Gareca usa decepção em 1986 para incentivar Peru na Copa

Crédito: Mariana Bazo/Reuters
Ricardo Gareca, treinador do Peru, domina bola em treino da seleção

ALEX SABINO
DE SÃO PAULO

Antes de ser herói nacional, Ricardo Gareca foi vilão.

Fez o gol que classificou a Argentina para o Mundial de 1986 e eliminou os peruanos, a seleção que hoje dirige.

O lance deveria ter selado sua presença na Copa do México. Mas a estreia vai acontecer apenas em 2018, na Rússia.

Na época, Gareca era nome certo na lista do técnico Carlos Bilardo. Em época pré-internet, esperava a ligação no hotel que servia de concentração para seu clube, América de Cáli.

No meio da tarde, quando saiu no corredor, percebeu que nenhum outro jogador o encarava. Gareca não estava na lista. "Eu não disse nada. Apenas fui para o meu quarto e chorei", confessa.

Ele se sentiu injustiçado. No momento em que Bilardo era massacrado pela imprensa argentina, Gareca o defendeu. Organizou conversa dos jornalistas com jogadores da seleção e estes pediram para que as críticas parassem.

De certa forma, depois disso nasceu o Ricardo Gareca que depois seria técnico e classificaria o Peru para a Copa do Mundo pela primeira vez depois de 36 anos.

Crédito: Ernesto Benavides/AFP
Jogadores do Peru comemoram vitória sobre a Nova Zelândia que classificou a seleção para a Copa

"O maior desafio foi fazer os peruanos acreditarem no próprio potencial. Havia um problema de confiança. No momento em que alguma coisa dava errada no jogo, era o fim.
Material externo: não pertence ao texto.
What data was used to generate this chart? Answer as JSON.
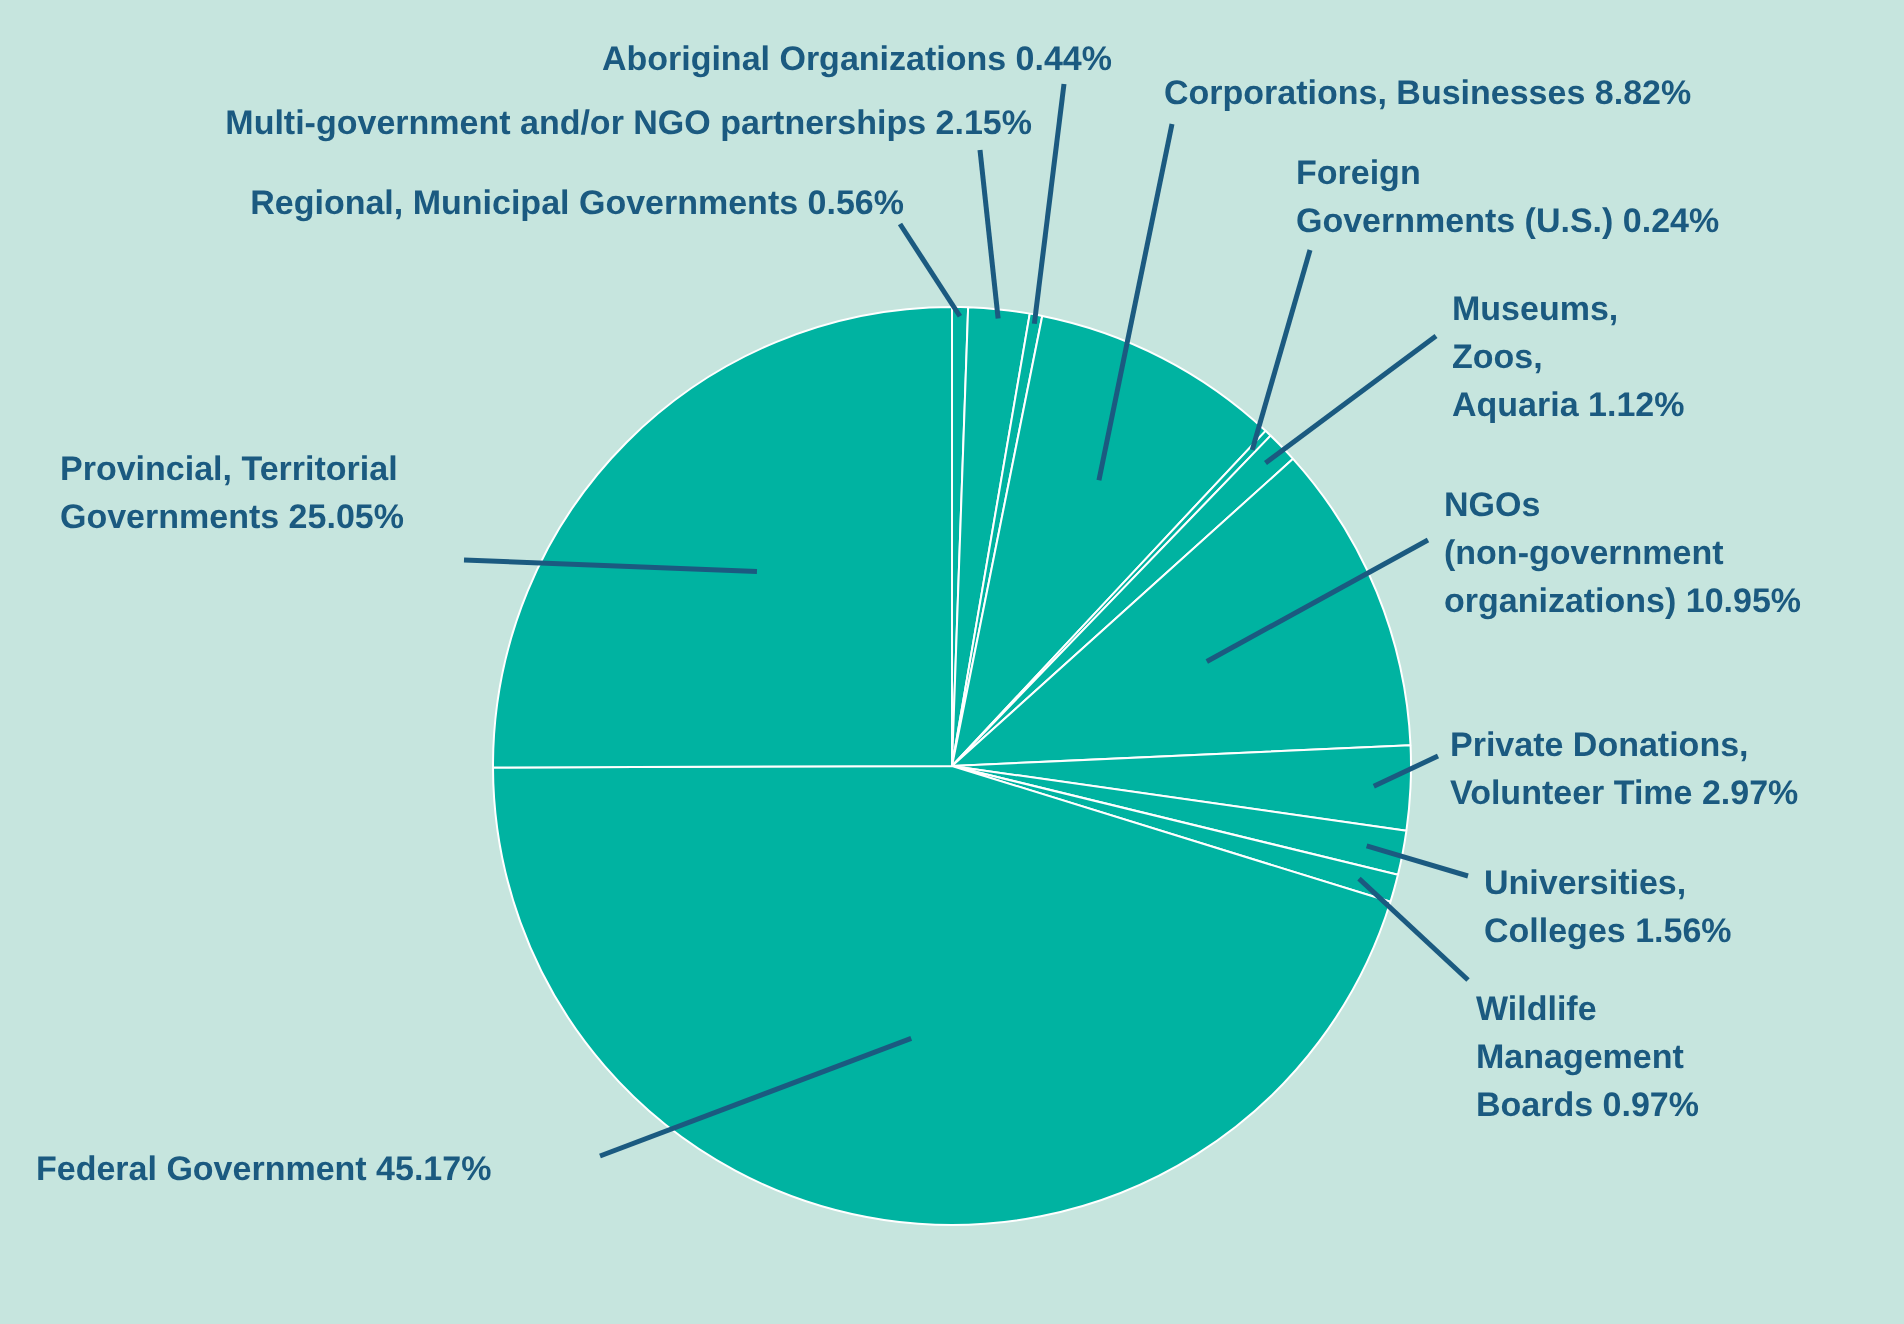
{
  "chart_data": {
    "type": "pie",
    "categories": [
      "Regional, Municipal Governments",
      "Multi-government and/or NGO partnerships",
      "Aboriginal Organizations",
      "Corporations, Businesses",
      "Foreign Governments (U.S.)",
      "Museums, Zoos, Aquaria",
      "NGOs (non-government organizations)",
      "Private Donations, Volunteer Time",
      "Universities, Colleges",
      "Wildlife Management Boards",
      "Federal Government",
      "Provincial, Territorial Governments"
    ],
    "values": [
      0.56,
      2.15,
      0.44,
      8.82,
      0.24,
      1.12,
      10.95,
      2.97,
      1.56,
      0.97,
      45.17,
      25.05
    ],
    "colors": [
      "#00b3a1",
      "#00b3a1",
      "#00b3a1",
      "#00b3a1",
      "#00b3a1",
      "#00b3a1",
      "#00b3a1",
      "#00b3a1",
      "#00b3a1",
      "#00b3a1",
      "#00b3a1",
      "#00b3a1"
    ],
    "value_labels": [
      "0.56%",
      "2.15%",
      "0.44%",
      "8.82%",
      "0.24%",
      "1.12%",
      "10.95%",
      "2.97%",
      "1.56%",
      "0.97%",
      "45.17%",
      "25.05%"
    ],
    "legend": false
  }
}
Tivemos de fazê-los perceber que havia um caminho", disse Gareca à Folha dias antes do sorteio que definiu que a seleção vai enfrentar França, Dinamarca e Austrália no grupo C.

Falar em disciplina é discurso que não caberia para o Gareca atacante pré-1986.

Em 1981, ele foi suspenso por oito jogos por arrancar o cartão vermelho da mão do árbitro e jogá-lo para cima. Quando voltou do gancho, ofendeu outro juiz e ficou fora por mais 11 partidas.

É o mesmo Gareca que hoje fica cheio de dedos para falar sobre a situação de Paolo Guerrero, suspenso por doping, mas que poderá jogar a Copa após a redução da sanção para seis meses.

"Não posso comentar sobre essa situação. Paolo é uma referência para o grupo. É grande jogador e excelente pessoa. Ninguém na seleção tem nada de ruim para dizer a respeito dele", completa.

Não é a classificação que vai encerrar a lavagem cerebral que Gareca faz nos jogadores e torcedores peruanos. É algo que precisa seguir.

Ele afirma ter percebido isso na homenagem feita ao time, quando um deputado disse que havia uma geração de peruanos que jamais viu a seleção disputar a Copa. No evento, Gareca recebeu do Congresso a medalha de honra no grau de cavalheiro.

O técnico argentino quer que a classificação vire rotina. Como foi para o Equador entre 2002 e 2010 ou para a Colômbia a partir de 1990.

"Não é possível que o Peru vá esperar mais 30 anos para ir novamente ao Mundial. O futebol peruano precisa encarar a vaga como algo natural, não inesperado."

O momento que sentiu sua mensagem ser assimilada de verdade tem data: 5 de setembro de 2017. O Peru venceu o Equador em Quito e entrou no grupo dos classificados.

Desde que a vaga foi assegurada, Gareca é questionado sobre a volta à seleção do atacante Claudio Pizarro, 39, do Colônia (ALE). Sempre usa a resposta para mandar recado aos outros atletas: o grupo não está fechado. Motivação é palavra batida, mas ele usa a própria decepção de 31 anos atrás como combustível.

E, se a equipe passar da fase de grupos, todos vão acreditar mais no seu credo: "Não vamos à Rússia para fazer figuração. A classificação foi emocionante, vi muita gente chorando, mas temos potencial para mais."